Limitations & Future Work¶
- Lack of Quantitative Evaluation: As an art/demo work, the paper lacks standardized experimental design and quantitative metrics, making systematic assessment of agent reasoning quality difficult.
- Agent Behavior Controllability: The stochasticity of LLM agent outputs limits experimental reproducibility.
- Exhibition Environment Constraints: Factors such as ambient noise and simultaneous multi-user interaction in public exhibition settings are difficult to control.
- Limited Scale: Only three agents are employed; emergent behaviors in larger-scale multi-agent systems remain unexplored.
- Future Directions: More systematic behavioral analysis frameworks could be introduced for thematic analysis of log data; the influence of different LLMs (e.g., open-source models) on agent behavior could also be investigated.
Related Work & Insights¶
- vs. Generative Agents (Park et al., 2023): Generative Agents simulate agent behavior in a virtual 2D world; LLMscape extends this to a real physical environment, adding a tangible interaction dimension and the unpredictability of human participants.

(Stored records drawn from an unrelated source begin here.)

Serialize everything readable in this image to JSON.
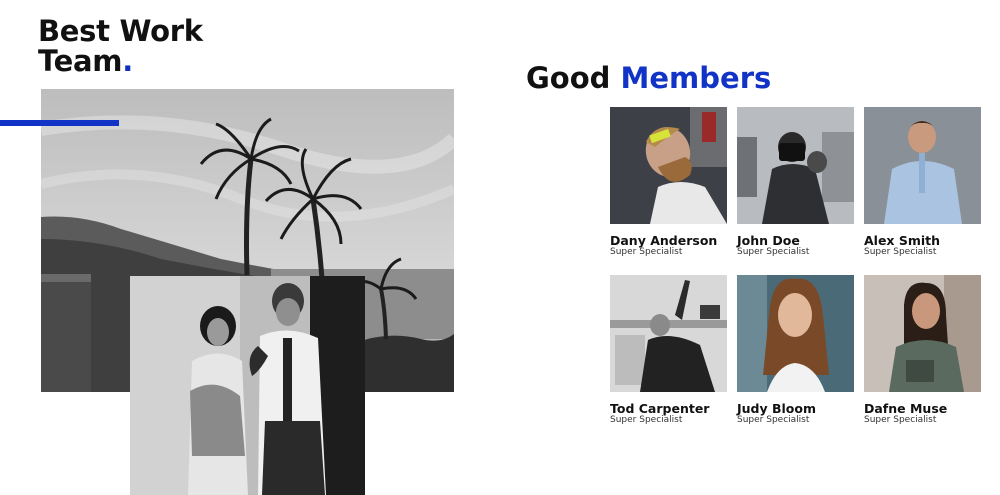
{
  "left": {
    "title_line1": "Best Work",
    "title_line2": "Team",
    "title_dot": ".",
    "accent_color": "#1234c6"
  },
  "right": {
    "title_word1": "Good",
    "title_word2": "Members",
    "accent_color": "#1234c6"
  },
  "members": [
    {
      "name": "Dany Anderson",
      "role": "Super Specialist"
    },
    {
      "name": "John Doe",
      "role": "Super Specialist"
    },
    {
      "name": "Alex Smith",
      "role": "Super Specialist"
    },
    {
      "name": "Tod Carpenter",
      "role": "Super Specialist"
    },
    {
      "name": "Judy Bloom",
      "role": "Super Specialist"
    },
    {
      "name": "Dafne Muse",
      "role": "Super Specialist"
    }
  ]
}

- vs. Concordia (Vezhnevets et al., 2023): Concordia provides design principles for agent architectures (associative memory, reflection, planning); LLMscape adapts these principles to the real-time interaction requirements of an art installation.
- vs. Traditional HCI Tangible Interaction: Works such as MIT Media Lab's Tangible Bits focus on physical–digital interaction; LLMscape introduces LLM agents into tangible interface research, opening a new paradigm for human–computer interaction.
Rating¶
- Novelty: ⭐⭐⭐⭐ — The perspective of situating LLM agents within a shared physical environment to explore sensemaking is distinctive.
- Experimental Thoroughness: ⭐⭐ — As an art/demo paper, quantitative experiments are absent.
- Writing Quality: ⭐⭐⭐⭐ — The narrative is fluent, concepts are clearly articulated, and the three-iteration progression is described in detail.
- Value: ⭐⭐⭐ — Offers an intriguing perspective on AI–human coexistence, though concrete technical contributions are limited.